The premium Nvidia charges for VRAM has been the single largest barrier to local inference on workstations and small servers. That premium is now explicitly under competitive pressure. AMD has been pushing on this front with the Radeon AI Pro line, and now Intel is undercutting both of them.

Whether the Arc Pro B70 is the right choice depends on your inference framework and tolerance for software ecosystem risk. But the pricing forces a conversation that wasn’t happening six months ago: you can now spec a local inference box with 32GB of dedicated VRAM and meaningful bandwidth for under $1,000.

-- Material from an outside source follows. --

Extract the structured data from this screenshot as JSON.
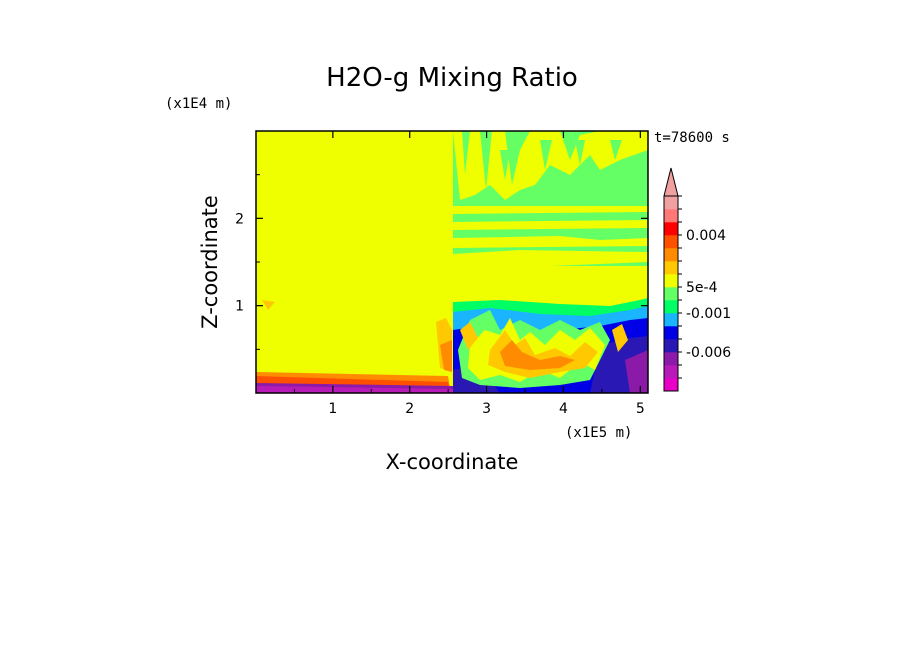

If you’re building out local inference infrastructure, the local AI hardware comparison and build guide are worth reviewing alongside this launch. The B70’s spec sheet fits comfortably into the upper tier of what those pieces recommend – the software ecosystem question is the variable that needs resolving.

Watch the B65 pricing in April. If Intel prices it below $800, the inference value case gets stronger still.